Sleep has a significant impact on health, and robust evidence shows that poor-quality sleep triggers a series of inflammatory and metabolic processes. In addition, the presence of common mental disorders has been found to increase the prevalence of poor sleep quality by 61 %. These disorders consist mainly of symptoms of depression or anxiety, and the literature has shown an association between depression, dissatisfaction with life, and impaired sleep 28. A meta-analysis that included 21 longitudinal studies confirms insomnia as a risk factor for depression 27.
It is therefore vital to monitor sleep patterns to identify the most vulnerable populations, such as the elderly, and to identify the most effective strategies to control and treat disorders along with initiatives to promote healthy sleep 28. In this context, PHC once again stands out as the best alternative, due to its emphasis on health promotion and preventive measures, as well as more effective surveillance due to the increased possibility of access by the community.
Finally, this study also reflects on the social groups run in PHC, which are strategies that can improve the early screening of possible depressive symptoms in the general population, contributing to their identification and supporting a more individualized approach aimed at promoting health for the elderly 15.
Studies have shown the potential of this strategy in PHC, such as the study that explored the perceptions of the elderly regarding social groups 29, showing benefits such as the establishment of relationships, the expression of feelings, the creation of a bond with the healthcare service, and an improvement in well-being. It demonstrated the importance of PHC as a socializing space, a place for listening, developing skills, improving relationships, establishing bonds, and an instrument for health promotion and managing aspects of mental health 29.
The plurality of aspects raised by the various articles included in the sample shows that mental healthcare for hypertensive elderly people in PHC must consider a series of principles and strategies to consolidate it.
Conclusions
The strategies used to provide mental health care for hypertensive elderly people raised in the study, including international ones, have been widely discussed in the Brazilian healthcare system, such as comprehensive care, multidisciplinarity, and the focus on promoting health and quality of life. Sharing knowledge and continued health education permeated the articles and proved to be key points for effective mental healthcare for hypertensive elderly people.
These care strategies still face some obstacles due to the lack of incentives to improve care in networks, as well as the lack of investment in professional training.

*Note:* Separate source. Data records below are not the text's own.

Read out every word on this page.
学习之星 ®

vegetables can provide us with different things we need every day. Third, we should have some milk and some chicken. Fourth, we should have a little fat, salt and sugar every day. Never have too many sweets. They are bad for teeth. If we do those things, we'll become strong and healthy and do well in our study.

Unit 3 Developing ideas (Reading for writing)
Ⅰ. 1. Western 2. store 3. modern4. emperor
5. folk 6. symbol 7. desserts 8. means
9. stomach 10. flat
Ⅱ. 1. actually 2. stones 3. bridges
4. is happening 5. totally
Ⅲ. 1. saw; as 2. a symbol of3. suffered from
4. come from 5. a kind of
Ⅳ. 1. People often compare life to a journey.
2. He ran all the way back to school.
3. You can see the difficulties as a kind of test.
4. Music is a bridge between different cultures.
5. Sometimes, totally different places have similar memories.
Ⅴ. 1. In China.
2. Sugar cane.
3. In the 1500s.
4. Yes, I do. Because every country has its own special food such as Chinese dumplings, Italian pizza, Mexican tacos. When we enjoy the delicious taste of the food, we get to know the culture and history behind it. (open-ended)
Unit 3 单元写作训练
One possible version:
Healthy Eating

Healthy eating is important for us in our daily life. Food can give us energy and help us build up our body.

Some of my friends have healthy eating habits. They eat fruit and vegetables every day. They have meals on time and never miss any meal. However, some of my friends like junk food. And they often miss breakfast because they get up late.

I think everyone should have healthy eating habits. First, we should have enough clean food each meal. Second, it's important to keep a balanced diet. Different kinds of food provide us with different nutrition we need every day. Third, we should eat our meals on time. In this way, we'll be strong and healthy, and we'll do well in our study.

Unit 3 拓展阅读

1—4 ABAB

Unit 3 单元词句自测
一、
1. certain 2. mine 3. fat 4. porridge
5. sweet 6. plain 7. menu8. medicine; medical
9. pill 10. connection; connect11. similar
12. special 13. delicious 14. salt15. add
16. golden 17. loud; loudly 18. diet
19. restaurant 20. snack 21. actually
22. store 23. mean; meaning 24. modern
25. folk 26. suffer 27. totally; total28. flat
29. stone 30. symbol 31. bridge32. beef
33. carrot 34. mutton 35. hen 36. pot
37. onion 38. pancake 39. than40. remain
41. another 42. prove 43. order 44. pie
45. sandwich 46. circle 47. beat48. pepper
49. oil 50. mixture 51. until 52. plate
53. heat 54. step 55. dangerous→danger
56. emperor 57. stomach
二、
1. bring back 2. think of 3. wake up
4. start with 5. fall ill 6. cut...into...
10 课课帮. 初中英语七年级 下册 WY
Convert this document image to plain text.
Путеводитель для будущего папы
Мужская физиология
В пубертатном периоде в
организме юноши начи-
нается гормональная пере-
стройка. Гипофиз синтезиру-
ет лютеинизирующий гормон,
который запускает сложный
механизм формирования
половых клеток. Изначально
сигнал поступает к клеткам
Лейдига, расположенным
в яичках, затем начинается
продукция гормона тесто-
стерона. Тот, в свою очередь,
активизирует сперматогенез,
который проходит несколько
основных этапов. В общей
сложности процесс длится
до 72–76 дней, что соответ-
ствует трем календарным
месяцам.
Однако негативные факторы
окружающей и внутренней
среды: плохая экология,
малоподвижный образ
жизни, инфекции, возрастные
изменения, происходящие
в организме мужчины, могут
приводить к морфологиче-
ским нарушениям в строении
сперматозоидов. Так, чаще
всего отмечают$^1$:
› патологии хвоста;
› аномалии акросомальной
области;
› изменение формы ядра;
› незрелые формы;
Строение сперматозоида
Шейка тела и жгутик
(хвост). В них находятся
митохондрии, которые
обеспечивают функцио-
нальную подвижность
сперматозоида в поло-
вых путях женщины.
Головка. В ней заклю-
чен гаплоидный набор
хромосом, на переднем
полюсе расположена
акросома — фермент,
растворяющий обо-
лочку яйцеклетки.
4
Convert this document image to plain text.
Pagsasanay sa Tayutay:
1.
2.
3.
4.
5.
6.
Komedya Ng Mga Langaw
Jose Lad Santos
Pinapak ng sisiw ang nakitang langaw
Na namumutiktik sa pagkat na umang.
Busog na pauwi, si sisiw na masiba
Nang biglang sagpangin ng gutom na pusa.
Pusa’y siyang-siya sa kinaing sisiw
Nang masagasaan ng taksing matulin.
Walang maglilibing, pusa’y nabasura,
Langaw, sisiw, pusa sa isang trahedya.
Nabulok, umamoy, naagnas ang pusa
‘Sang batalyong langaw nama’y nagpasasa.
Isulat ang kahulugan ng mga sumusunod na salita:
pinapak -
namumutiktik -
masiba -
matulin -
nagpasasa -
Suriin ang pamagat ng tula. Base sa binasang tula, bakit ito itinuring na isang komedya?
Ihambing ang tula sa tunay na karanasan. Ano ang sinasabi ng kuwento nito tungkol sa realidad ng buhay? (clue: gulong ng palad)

However, this study highlights the importance of consolidating this form of care, which is provided in PHC and has outcomes at all levels of care.
Study limitations
The results of this review should be interpreted in the light of its limitations. The sample included studies performed worldwide, which demonstrates a wide search, but the challenges identified in certain countries may not apply to other countries due to differences in culture, beliefs, and healthcare systems. In addition, another limitation is the lack of studies highlighting the mental healthcare provided to elderly people with hypertension. However, this does not invalidate our findings, since our search included multidisciplinary databases that are acknowledged and used worldwide. Furthermore, to carry out this study, we sought to carry out a systematic and rigorous approach to the integrative review processes, especially data analysis, which implies a reduction in biases and errors.